Re: BUG #14999: pg_rewind corrupts control file global/pg_control

From: Michael Paquier <michael(at)paquier(dot)xyz>
To: Tom Lane <tgl(at)sss(dot)pgh(dot)pa(dot)us>
Cc: TipTop Labs <office(at)tiptop-labs(dot)com>, Dmitry Dolgov <9erthalion6(at)gmail(dot)com>, Masahiko Sawada <sawada(dot)mshk(at)gmail(dot)com>, Michael Paquier <michael(dot)paquier(at)gmail(dot)com>, PostgreSQL mailing lists <pgsql-bugs(at)postgresql(dot)org>
Subject: Re: BUG #14999: pg_rewind corrupts control file global/pg_control
Date: 2018-04-05 01:38:18
Message-ID: 20180405013818.GC1732@paquier.xyz
Views: Raw Message | Whole Thread | Download mbox | Resend email
Thread:
Lists: pgsql-bugs pgsql-hackers

On Wed, Apr 04, 2018 at 02:50:12PM -0400, Tom Lane wrote:
> When I first started looking at this thread, I wondered if maybe somebody
> had had in mind to create an active defense against starting a postmaster
> in an inconsistent target cluster, by dint of intentionally truncating
> pg_control before the transfer starts and not making it valid again till
> the very end. It's now clear from looking at the code that that's not
> what's going on :-(. But I wonder how hard it would be to make it so,
> and whether that'd be worth doing if it's not too hard.
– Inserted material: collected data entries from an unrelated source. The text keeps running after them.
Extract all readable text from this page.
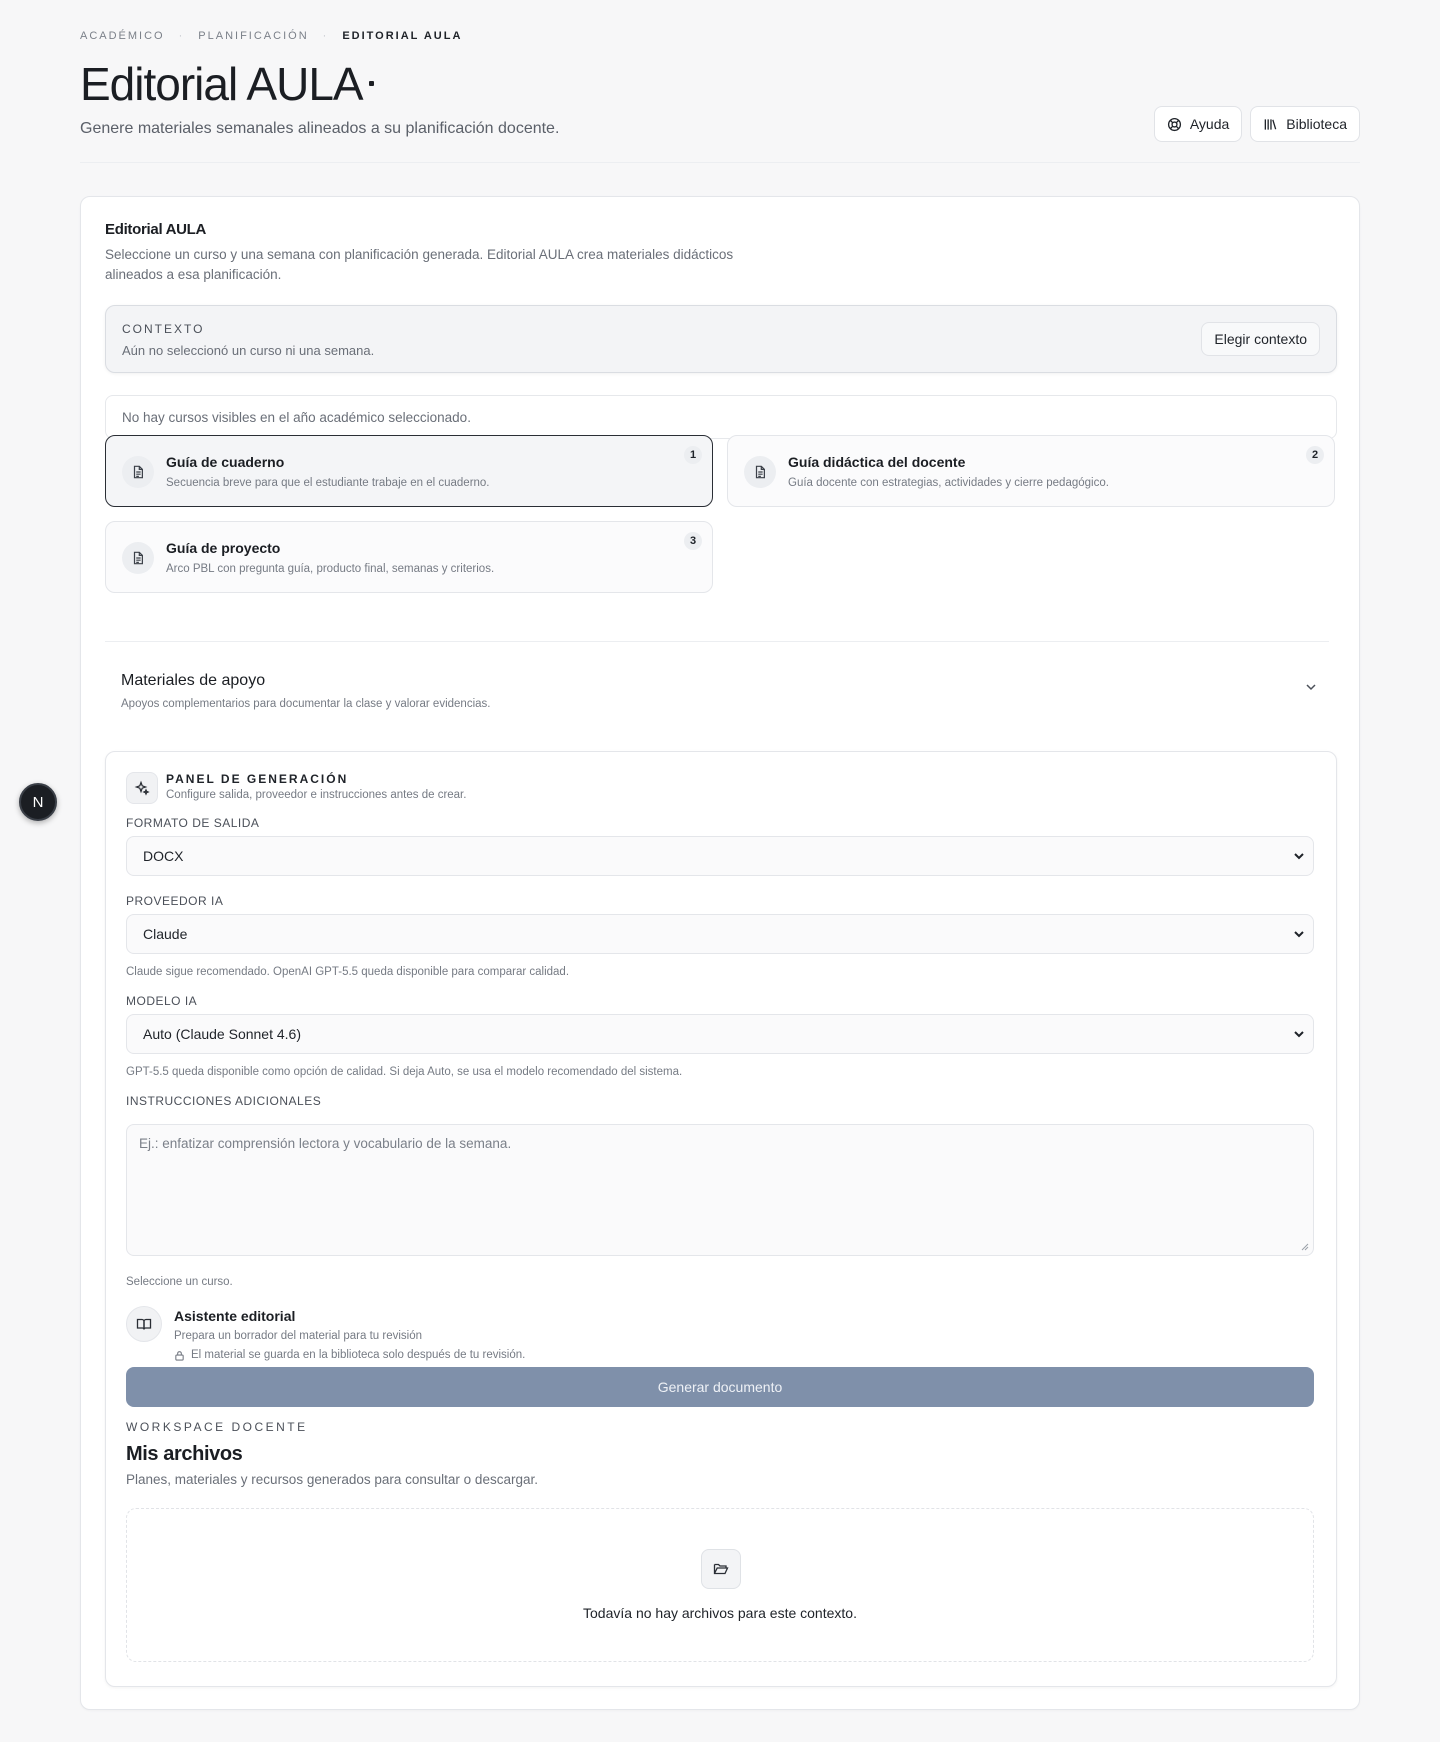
N
ACADÉMICO · PLANIFICACIÓN · EDITORIAL AULA
Editorial AULA

Genere materiales semanales alineados a su planificación docente.	Ayuda	Biblioteca
Editorial AULA

Seleccione un curso y una semana con planificación generada. Editorial AULA crea materiales didácticos alineados a esa planificación.

CONTEXTO
Aún no seleccionó un curso ni una semana.
Elegir contexto
No hay cursos visibles en el año académico seleccionado.
Guía de cuaderno
Secuencia breve para que el estudiante trabaje en el cuaderno.
1	Guía didáctica del docente
Guía docente con estrategias, actividades y cierre pedagógico.
2
Guía de proyecto
Arco PBL con pregunta guía, producto final, semanas y criterios.
3
Materiales de apoyo
Apoyos complementarios para documentar la clase y valorar evidencias.
PANEL DE GENERACIÓN
Configure salida, proveedor e instrucciones antes de crear.
FORMATO DE SALIDA
DOCX
PROVEEDOR IA
Claude
Claude sigue recomendado. OpenAI GPT-5.5 queda disponible para comparar calidad.
MODELO IA
Auto (Claude Sonnet 4.6)
GPT-5.5 queda disponible como opción de calidad. Si deja Auto, se usa el modelo recomendado del sistema.
INSTRUCCIONES ADICIONALES
Ej.: enfatizar comprensión lectora y vocabulario de la semana.
Seleccione un curso.
Asistente editorial
Prepara un borrador del material para tu revisión
El material se guarda en la biblioteca solo después de tu revisión.
Generar documento
WORKSPACE DOCENTE
Mis archivos
Planes, materiales y recursos generados para consultar o descargar.
Todavía no hay archivos para este contexto.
One safeguard I can see is to add an extra loop just before processing
the file map to check if a file planned for copy can be sanely opened or
not. That's simple to do with open_target_file(), followed by
close_target_file(). If there is an EACCES error, then we complain at
this early stage, and the data folder can be reused after cleaning up
the data folder from those files. That's not actually hard to do at
quick glance, but I may be missing something so let's be careful.

Another approach that we could consider, HEAD-only though, is to extend
pg_stat_file so as an entry's st_mode is available and we could use that
to not copy the file's data from the start. That would be actually
quite clean, particularly for large read-only files.

> Actually, probably a safer way to attack that would be to remove or
> rename the topmost PG_VERSION file, and then put it back afterwards.
> That'd be far easier to recover from manually, if need be, than
> clobbering pg_control.
>
> In any case, that seems separate from the question of what to do with
> read-only files in the data directory. Should we push forward with
> committing Michael's previous patch, and leave that issue for later?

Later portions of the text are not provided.